The Commerce Department’s third estimate of GDP also showed some underlying moderation in the economy, with consumer spending revised lower and inventories higher than in the previous month. This amidst domestic demand and recession does not bode well for the economic outlook as the Federal Reserve aggressively tightens monetary policy to tame inflation.
Chris said, “The biggest impact from this report is that it leaves inventory in a more overbuilt position than before, putting second quarter GDP in negative territory, which is higher than yesterday’s figures for May.” consumption and consumer inflation and the April revision,” Chris said. Lou, chief economist at FHN Financial in New York.
Gross domestic product fell at a 1.6% annual rate in the previous quarter, a revised upward from the 1.5% decline recorded last month. Economists polled by Reuters had projected that the pace of contraction would not revise at 1.5%.
The economy was initially projected to contract at a rate of 1.4%. It grew at a strong 6.9% pace in the fourth quarter. GDP was up 2.7% from its level in the fourth quarter of 2019.
Consumer spending, which accounts for more than two-thirds of the economy, grew at a rate of 1.8% instead of the 3.1% pace reported last month. A downgrade refers to a downward revision in financial services and insurance as well as health care.
Spending on long-lasting goods such as motor vehicles and recreational goods was revised lower.
Businesses accumulated inventory at a rate of $188.5 billion instead of the $149.6 billion rate reported last month.
Consequently, growth in final sales to private home buyers, which does not include trade, inventory and government spending, was revised down to 3.0% in the previous quarter. This measure of domestic demand was previously reported to grow at a rate of 3.9%.
With consumer spending picking up in April, the economy appears to be recovering from a slowdown in the first quarter. Trade spending on equipment remained solid during May, while the goods trade deficit narrowed significantly as exports hit record highs. But the boom is losing momentum because of the Fed’s aggressive posture.
The US central bank this month raised its policy rate by three-quarters of a percentage point, its biggest increase since 1994. The Fed has raised its benchmark overnight interest rate by 150 basis points since March.

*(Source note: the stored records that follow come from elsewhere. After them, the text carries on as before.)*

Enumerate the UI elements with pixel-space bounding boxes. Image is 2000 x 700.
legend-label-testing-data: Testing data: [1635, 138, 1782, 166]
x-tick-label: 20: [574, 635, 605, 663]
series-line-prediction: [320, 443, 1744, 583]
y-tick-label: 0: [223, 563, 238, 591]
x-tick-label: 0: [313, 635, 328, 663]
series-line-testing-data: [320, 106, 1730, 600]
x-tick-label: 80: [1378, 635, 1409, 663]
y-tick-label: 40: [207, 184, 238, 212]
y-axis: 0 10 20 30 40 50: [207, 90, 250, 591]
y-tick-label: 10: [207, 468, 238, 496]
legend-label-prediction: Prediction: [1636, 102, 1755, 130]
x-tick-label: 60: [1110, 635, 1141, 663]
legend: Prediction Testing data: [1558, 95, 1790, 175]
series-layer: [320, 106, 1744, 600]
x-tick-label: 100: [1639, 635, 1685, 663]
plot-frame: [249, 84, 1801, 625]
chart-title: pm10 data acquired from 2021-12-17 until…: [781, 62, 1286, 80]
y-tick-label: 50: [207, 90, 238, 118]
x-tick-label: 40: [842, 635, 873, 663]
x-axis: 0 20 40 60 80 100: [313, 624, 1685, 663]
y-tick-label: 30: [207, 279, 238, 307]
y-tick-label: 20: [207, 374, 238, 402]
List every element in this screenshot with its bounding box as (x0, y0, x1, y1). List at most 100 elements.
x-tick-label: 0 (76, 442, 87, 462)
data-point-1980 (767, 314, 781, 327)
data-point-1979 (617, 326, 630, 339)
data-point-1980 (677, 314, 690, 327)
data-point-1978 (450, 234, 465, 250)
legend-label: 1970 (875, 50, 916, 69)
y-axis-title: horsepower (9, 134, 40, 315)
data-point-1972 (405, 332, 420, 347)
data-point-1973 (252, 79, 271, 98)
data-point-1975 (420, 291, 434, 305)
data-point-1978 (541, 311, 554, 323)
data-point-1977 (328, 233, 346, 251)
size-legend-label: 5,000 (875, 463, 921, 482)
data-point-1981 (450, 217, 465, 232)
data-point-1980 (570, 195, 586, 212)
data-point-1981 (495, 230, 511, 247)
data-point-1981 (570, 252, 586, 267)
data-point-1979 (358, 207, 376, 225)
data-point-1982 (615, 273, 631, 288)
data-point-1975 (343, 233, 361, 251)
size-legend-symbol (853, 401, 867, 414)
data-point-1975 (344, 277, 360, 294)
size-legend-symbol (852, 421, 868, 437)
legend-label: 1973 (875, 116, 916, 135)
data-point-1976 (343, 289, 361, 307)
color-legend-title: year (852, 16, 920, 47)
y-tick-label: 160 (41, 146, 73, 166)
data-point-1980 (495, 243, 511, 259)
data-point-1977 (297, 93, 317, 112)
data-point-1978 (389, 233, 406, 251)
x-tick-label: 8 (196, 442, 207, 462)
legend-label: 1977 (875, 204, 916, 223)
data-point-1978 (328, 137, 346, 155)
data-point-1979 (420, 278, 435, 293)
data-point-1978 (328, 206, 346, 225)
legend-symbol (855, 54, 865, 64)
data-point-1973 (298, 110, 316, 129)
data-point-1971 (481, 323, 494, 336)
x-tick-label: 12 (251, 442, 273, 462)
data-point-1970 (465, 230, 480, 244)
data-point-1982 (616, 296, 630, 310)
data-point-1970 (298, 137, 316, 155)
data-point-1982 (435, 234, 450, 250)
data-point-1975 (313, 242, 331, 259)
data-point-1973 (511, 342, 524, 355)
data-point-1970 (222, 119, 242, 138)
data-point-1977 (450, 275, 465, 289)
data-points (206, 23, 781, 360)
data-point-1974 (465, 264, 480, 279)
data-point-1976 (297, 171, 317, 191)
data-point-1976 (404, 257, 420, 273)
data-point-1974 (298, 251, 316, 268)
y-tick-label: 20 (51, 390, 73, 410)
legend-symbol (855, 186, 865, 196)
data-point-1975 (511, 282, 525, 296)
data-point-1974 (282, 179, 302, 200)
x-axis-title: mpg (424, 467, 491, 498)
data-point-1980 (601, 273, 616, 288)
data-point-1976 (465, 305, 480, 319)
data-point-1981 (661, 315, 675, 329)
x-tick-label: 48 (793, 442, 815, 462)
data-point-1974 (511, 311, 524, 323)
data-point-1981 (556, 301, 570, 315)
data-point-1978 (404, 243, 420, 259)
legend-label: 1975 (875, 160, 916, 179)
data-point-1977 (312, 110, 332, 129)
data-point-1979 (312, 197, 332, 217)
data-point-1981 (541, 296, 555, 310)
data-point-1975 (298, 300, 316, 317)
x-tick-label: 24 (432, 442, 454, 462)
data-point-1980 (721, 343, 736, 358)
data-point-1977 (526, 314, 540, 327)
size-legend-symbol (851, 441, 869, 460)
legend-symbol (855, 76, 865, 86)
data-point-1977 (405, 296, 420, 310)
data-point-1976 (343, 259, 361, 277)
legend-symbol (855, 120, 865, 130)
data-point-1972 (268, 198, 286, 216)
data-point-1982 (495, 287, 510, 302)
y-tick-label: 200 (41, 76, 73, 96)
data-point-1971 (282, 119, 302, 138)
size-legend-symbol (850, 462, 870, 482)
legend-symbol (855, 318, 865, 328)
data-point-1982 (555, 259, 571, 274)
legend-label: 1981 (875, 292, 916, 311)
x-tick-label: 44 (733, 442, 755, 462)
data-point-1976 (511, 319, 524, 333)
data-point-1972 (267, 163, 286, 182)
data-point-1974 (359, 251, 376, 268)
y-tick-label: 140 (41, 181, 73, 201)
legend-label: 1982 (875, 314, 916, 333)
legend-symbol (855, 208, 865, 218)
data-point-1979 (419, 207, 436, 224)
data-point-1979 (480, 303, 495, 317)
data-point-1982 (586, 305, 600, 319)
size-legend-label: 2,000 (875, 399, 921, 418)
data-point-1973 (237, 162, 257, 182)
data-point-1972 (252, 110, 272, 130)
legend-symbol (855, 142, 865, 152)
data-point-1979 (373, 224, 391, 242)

Retail sales declined in May, while housing starts and building permits declined. Consumer confidence fell to a 16-month low in June. May’s consumer spending report on Thursday could shed more light on second-quarter growth prospects, ranging from a 0.3% rate to as low as a 2.9% pace.
“It is highly unlikely that the economy is now in recession,” said Scott Hoyt, a senior economist at Moody’s Analytics in West Chester, Pennsylvania, despite a decline in first-quarter GDP and a clear weakness in output growth in the current quarter. ” “Job growth remains strong, investment is rising, both households and businesses have strong balance sheets.”